Mas o que acontece quando estão em conflito com o de um cliente? Eu trabalhei com muitas pessoas cujas crenças religiosas eram diferentes das minhas, e eu acho que eles diriam que eu fui útil para eles apesar – talvez em alguns casos, porque – dessas diferenças. Eu também me encontrei enriquecido pelo processo de explorar suas crenças com eles e de ser forçado, como resultado, a reconsiderar alguns dos meus próprios pensamentos sobre essas questões.

Ainda assim, às vezes eu me encontrei diante de clientes cujo comportamento não era aceitável para mim. Em alguns casos, como abuso ou negligência infantil, ou quando uma pessoa é um perigo para si ou para outra pessoa, eu sou legalmente obrigado a tomar certas ações. Mas em raras ocasiões em que não consigo tolerar o comportamento de um cliente, descobri que é melhor estar aberto sobre isso, enquadrá-lo como meu problema e encaminhá-los a alguém que acredito que pode trabalhar com esses problemas melhor do que eu posso.

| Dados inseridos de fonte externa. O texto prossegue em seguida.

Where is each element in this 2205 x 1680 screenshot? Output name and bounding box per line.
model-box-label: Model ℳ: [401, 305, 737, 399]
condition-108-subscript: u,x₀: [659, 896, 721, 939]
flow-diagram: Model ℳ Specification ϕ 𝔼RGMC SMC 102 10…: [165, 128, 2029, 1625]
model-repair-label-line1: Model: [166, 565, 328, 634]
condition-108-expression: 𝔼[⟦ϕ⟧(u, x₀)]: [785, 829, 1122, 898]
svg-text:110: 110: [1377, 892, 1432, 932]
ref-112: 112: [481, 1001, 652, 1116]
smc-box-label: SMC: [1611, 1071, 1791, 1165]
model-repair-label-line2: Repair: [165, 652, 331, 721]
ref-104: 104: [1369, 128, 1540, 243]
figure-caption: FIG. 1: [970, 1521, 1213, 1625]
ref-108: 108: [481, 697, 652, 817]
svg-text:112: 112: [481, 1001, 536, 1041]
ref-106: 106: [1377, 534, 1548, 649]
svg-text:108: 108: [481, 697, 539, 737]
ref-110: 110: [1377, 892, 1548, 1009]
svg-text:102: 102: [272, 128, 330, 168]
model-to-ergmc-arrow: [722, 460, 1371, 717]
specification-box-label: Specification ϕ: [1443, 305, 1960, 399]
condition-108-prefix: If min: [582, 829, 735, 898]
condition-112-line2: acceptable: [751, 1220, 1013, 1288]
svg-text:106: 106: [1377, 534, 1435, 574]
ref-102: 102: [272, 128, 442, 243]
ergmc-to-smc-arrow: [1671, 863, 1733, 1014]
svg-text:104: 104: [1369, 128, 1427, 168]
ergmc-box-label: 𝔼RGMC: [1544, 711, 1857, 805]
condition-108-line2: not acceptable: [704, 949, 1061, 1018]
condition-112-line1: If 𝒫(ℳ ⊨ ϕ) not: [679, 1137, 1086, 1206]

Então, enquanto estou profundamente e moralmente oponente à atitude do conselheiro em questão em relação à homossexualidade, eu realmente acho que ela pode ter feito a coisa certa perguntando para que o cliente se referisse a outro terapeuta. Também entendo a posição moral (e talvez jurídica) da escola. Infelizmente, isso significa que este conselheiro provavelmente entrará em treinamento com pessoas que reforçarão suas visualizações fechadas. Eu me pergunto se isso faz parte do por que ela está lutando para ficar na escola que a rejeitou. Ela poderia, talvez inconscientemente, estar procurando por alguém para sugerir que ela olhasse sua própria psique para entender suas críticas à homossexualidade? Ela poderia esperar que alguém sugira que ela olhe dentro de si mesma para encontrar maneiras de ouvir e aceitar seus clientes, mesmo quando ela não concorda com suas opiniões sobre a vida? E a escola pode ajudá-la a fazer isso?

Referências:

Esperança e medo na piroanálise por Stephen Mitchell, Ph.D. Basic Books, Inc.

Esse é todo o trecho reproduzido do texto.